— Ne m'oubliez pas tout à fait, si je meurs... avait-il murmuré.

L'émotion avait tellement étranglé Catherine qu'elle n'avait rien pu dire.

Des larmes avaient empli ses yeux mais il s'éloignait déjà, ridicule et touchant dans ce costume trop étroit pour son corps vigoureux. Tout ce qu'avait pu faire la jeune femme c'était enfermer au plus chaud de son cœur cet instant fugitif...

La voix du prédicateur venait de s'enfler, obligeant les oreilles de Catherine à l'attention :

— Oh, maison de France ! clamait-il, tu n'avais jamais connu de monstres jusqu'ici, mais, à présent, te voilà déshonorée en prêtant foi à cette femme, magicienne, hérétique, superstitieuse...

Mais à son tour la voix claire de Jehanne s'élevait, calme, glacée de dédain :

— Ne parle point de mon roi ! cria-t-elle. Il est bon et vrai chrétien !

La foule vibra comme une corde tendue mais ce ne fut qu'un fugitif éclat.

Le ronronnement d'Erard avait repris et Catherine s'en désintéressa.
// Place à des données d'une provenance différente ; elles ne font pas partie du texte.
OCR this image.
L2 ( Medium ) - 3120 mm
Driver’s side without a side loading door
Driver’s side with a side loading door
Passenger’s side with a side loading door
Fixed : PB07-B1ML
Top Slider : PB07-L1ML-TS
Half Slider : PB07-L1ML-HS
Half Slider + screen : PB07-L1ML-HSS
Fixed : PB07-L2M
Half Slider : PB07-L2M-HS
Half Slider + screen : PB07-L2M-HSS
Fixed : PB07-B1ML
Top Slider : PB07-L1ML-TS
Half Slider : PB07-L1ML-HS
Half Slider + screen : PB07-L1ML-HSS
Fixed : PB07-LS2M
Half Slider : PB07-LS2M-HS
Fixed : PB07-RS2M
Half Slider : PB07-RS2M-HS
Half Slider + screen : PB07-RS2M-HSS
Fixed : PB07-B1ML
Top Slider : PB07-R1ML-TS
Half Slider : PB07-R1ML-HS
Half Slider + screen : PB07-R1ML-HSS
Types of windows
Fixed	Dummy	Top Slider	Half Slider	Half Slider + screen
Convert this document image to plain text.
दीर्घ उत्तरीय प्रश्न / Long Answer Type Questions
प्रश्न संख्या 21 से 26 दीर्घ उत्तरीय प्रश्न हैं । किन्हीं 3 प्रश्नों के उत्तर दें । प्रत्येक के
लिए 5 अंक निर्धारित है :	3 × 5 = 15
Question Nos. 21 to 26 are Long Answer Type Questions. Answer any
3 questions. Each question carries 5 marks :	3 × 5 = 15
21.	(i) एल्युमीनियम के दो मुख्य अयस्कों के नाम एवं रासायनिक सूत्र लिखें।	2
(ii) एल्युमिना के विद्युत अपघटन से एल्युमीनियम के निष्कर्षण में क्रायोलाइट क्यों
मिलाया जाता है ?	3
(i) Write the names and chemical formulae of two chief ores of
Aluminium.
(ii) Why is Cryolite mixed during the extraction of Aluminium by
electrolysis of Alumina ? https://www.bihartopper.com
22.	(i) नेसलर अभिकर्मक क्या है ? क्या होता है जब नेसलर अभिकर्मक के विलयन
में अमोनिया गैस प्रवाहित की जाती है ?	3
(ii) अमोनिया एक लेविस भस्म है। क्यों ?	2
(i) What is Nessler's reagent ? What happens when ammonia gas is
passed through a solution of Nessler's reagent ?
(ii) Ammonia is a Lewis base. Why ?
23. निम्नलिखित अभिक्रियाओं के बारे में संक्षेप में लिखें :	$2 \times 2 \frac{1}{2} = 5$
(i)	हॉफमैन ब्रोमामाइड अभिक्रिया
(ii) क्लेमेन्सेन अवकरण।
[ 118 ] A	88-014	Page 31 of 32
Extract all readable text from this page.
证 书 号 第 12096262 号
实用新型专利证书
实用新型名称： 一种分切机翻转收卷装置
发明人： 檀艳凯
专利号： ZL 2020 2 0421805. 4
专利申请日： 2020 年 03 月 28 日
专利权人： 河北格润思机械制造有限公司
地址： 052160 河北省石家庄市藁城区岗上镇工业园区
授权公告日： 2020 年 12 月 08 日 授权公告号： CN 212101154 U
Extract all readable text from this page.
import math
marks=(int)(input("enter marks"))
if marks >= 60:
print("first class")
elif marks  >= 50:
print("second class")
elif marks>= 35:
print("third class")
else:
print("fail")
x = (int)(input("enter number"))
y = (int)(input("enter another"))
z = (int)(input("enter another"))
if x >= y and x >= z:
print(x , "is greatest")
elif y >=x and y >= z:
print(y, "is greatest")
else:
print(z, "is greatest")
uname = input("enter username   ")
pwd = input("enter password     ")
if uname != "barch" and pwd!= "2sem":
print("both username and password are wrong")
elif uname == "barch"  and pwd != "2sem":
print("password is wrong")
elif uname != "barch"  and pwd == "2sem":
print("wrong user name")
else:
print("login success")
Le moment approchait, elle le sentait...

Quand il fut là, tout se passa si vite qu'elle crut perdre la tête. Entre les deux tribunes, il y avait tant d'agitation qu'il était impossible de comprendre ce qui se passait. Tout le monde criait à la fois. Catherine vit un moine glisser un papier et une plume dans la main de Jehanne qui semblait cette fois tout à fait affolée. Autour d'elle la foule devenait houleuse... Jehanne fit un signe sur le papier et on la poussa au bas de l'échafaud. On allait l'emmener, mais où ? Catherine vit qu'Arnaud se tournait vers le côté où elle se trouvait, comprit que le moment était venu...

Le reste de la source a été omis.